Silver Spring, MD — An expert panel that advises U.S. federal regulatory authorities has recommended approval of Esketamine, Johnson & Johnson’s brand-new treatment for depression. Powered by the active ingredients of ketamine, a hallucinogenic club drug in vogue around the end of the last century, Esketamine is set to be the first new treatment for depression in years. It’s nearly certain that the F.D.A. will officially greenlight the drug very soon.
Recently, ketamine has been administered via intravenous infusion—only at certain clinics and always off-label, the time-intensive therapy usually costs around $3,000. Part of its allure is that, though typical depressions treatments take weeks to kick in, patients who have received intravenous ketamine report experiencing relief within hours. Perhaps most important, Esketamine boasts an easy mechanism of delivery: it’s a nasal spray. On top of that, it would be covered by most insurance plans.
Most go-to antidepressants work by modifying a person’s levels of serotonin, the neurotransmitter associated with feelings of wellbeing. (It plays critical roles in many other cognitive processes too.) Esketamine does not affect serotonin levels; in fact, the discovery of its effect on depression was serendipitous. Researchers hope that Esketamine’s efficacy will shed some light on the biology of depression, which remains, in no small part, a mystery.
Dr.
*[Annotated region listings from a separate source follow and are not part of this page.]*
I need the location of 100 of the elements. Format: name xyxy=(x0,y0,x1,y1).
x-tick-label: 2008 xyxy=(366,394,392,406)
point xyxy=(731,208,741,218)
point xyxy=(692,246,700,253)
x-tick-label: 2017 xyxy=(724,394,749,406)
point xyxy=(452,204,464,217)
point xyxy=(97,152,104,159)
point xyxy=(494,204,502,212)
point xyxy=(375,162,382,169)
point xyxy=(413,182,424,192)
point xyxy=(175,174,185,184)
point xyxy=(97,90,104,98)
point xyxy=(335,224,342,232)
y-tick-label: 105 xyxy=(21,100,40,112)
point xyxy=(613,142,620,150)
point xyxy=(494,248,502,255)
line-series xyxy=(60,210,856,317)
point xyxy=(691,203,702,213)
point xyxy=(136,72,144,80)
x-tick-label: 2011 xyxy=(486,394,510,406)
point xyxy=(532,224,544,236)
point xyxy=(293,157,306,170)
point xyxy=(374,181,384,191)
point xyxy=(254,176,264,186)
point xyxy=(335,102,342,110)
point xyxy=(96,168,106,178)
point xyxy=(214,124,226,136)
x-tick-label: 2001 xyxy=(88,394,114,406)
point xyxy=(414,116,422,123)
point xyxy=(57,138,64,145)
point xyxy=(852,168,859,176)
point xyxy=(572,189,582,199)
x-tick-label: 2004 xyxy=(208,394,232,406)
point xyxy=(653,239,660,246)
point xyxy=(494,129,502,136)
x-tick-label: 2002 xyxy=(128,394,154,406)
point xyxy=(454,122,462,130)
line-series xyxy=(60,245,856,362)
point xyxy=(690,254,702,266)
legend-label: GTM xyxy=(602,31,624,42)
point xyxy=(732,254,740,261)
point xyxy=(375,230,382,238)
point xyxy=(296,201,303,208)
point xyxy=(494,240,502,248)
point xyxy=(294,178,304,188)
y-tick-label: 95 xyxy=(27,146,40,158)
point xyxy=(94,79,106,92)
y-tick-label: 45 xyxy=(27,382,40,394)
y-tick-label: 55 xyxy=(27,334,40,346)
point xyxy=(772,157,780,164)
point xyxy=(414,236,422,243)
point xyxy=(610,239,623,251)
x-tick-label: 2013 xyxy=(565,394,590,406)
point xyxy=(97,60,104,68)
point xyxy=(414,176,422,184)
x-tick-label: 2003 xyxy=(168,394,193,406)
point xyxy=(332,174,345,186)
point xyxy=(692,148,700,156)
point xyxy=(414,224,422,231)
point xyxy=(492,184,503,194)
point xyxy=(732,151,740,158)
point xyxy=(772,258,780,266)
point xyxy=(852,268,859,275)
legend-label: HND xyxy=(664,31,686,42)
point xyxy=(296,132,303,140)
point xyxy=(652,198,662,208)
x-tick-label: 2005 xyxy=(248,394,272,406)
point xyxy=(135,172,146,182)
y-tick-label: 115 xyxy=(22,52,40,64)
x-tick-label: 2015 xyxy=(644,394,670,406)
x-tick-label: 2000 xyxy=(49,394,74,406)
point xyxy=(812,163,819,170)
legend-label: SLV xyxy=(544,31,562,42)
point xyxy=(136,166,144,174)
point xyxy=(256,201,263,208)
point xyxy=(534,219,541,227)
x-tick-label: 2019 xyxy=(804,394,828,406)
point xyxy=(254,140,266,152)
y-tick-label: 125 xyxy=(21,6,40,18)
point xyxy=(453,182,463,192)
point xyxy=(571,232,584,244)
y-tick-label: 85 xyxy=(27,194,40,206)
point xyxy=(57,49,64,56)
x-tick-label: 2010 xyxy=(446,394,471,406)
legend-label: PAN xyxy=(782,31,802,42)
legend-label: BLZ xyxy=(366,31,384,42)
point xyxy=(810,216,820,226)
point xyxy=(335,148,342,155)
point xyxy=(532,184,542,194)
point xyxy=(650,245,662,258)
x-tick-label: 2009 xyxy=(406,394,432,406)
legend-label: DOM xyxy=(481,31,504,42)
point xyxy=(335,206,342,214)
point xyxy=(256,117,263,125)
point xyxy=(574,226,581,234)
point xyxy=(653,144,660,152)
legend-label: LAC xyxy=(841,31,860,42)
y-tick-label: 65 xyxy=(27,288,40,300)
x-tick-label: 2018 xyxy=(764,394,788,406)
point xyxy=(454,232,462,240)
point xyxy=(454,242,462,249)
James Murrough, a psychiatrist at Manhattan’s Mt. Sinai Hospital, believes that approval of Esketamine would represent a watershed moment in medical history. “I’m still a little bit in shock,” he says. “If this comes to pass, we’ll have done what people have been quick to point out hasn’t been done since the original discovery of antidepressants.”
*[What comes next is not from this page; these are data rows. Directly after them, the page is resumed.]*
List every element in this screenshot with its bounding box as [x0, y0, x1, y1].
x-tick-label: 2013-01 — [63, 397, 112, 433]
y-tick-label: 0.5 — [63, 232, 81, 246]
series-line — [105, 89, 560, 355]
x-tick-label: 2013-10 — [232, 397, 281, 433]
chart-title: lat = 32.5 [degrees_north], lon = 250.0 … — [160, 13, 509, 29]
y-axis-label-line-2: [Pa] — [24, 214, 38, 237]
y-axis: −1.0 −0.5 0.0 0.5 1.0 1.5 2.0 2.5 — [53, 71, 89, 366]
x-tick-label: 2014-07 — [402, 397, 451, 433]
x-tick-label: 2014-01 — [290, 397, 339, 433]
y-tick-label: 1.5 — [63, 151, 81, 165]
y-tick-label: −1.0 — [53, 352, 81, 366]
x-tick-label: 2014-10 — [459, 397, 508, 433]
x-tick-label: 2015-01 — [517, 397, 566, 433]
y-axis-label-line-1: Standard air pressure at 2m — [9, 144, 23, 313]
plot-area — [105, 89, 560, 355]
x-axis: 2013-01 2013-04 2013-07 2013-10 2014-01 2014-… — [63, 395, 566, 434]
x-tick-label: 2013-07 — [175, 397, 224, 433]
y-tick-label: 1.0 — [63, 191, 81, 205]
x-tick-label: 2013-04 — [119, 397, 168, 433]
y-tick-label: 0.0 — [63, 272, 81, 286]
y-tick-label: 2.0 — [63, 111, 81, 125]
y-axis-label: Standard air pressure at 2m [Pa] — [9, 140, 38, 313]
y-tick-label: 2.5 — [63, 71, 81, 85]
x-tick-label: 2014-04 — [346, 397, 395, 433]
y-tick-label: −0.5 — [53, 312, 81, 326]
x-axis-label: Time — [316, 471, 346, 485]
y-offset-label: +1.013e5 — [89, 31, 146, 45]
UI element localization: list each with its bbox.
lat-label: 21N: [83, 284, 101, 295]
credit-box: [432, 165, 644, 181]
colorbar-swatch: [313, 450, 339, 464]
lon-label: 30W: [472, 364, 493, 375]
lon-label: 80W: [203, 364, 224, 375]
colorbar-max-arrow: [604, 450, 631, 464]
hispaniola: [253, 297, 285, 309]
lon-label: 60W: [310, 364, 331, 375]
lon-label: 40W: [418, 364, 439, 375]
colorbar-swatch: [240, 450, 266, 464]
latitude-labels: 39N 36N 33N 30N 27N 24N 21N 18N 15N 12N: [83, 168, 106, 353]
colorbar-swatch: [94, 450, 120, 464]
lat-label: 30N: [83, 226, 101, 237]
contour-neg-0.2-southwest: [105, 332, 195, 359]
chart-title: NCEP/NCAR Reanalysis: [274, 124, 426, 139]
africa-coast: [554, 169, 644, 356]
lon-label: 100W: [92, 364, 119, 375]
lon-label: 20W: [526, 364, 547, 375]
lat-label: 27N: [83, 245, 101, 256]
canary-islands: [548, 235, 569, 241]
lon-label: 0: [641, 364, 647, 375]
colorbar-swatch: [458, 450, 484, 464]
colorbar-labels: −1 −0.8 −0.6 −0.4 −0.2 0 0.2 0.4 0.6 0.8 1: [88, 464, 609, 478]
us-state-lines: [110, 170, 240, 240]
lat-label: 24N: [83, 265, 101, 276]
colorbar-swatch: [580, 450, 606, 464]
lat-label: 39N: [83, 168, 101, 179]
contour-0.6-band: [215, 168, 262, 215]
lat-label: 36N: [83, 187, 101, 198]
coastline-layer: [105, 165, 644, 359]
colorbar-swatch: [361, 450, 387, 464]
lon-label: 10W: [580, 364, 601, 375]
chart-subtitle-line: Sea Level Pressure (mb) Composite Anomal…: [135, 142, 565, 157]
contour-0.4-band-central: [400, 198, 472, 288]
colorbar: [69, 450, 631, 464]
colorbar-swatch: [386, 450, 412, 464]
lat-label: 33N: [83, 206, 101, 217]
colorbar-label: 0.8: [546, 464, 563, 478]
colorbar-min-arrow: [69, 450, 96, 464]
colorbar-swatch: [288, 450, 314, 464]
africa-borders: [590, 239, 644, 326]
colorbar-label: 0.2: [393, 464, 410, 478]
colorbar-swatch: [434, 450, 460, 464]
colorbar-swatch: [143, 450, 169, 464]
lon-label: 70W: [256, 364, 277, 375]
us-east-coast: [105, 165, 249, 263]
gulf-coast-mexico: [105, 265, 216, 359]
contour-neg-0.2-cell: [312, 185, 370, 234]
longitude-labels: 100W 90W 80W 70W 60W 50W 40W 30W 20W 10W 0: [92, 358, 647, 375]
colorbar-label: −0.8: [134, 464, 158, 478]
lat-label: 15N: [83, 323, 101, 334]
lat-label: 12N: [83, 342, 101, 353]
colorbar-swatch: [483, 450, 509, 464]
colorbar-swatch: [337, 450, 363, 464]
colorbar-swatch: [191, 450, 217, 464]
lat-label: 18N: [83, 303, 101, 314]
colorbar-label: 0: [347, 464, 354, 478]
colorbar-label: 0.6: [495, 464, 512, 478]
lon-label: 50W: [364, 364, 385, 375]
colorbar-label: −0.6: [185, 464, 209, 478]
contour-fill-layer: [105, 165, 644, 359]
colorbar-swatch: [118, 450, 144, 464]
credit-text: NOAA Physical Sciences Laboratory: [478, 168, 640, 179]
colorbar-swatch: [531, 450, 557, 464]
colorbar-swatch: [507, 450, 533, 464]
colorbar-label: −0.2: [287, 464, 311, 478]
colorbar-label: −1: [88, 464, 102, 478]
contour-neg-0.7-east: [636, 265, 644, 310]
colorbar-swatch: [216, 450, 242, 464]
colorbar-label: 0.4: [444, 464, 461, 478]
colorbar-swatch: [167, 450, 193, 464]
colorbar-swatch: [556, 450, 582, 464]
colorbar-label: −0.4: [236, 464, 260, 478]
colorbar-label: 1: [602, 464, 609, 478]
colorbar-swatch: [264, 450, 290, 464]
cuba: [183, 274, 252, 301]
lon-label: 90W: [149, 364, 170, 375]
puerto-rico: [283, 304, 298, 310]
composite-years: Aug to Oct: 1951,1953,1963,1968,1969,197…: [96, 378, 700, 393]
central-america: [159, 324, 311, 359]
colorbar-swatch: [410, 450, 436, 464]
The drug’s two greatest risks are potential for abuse and hallucinations. Steven Meisel, a member of the panel, noted that “Ketamine is a nasty drug.” But he recognizes the critical difference it can make in the lives of the right patients, namely, those suffering from severe depression and suicidal ideation. “We don’t take patients’ voices into account as often as we should,” he says.
Why This Matters
Because so little is known about how Esketamine actually helps the depressed brain, it’s impossible to say if and when it will ever become a first-choice therapy. As Garard Sanacora, a Yale psychiatrist, said, “This isn’t the next Prozac.” But he still noted how impactful this new drug could be. “These people don’t have hope—and now that you offer them hope, that alone is a very powerful tool.”
The approval of a ketamine-derived drug may also inspire more widespread interest in psychedelic research, which remains tabooin the U.S.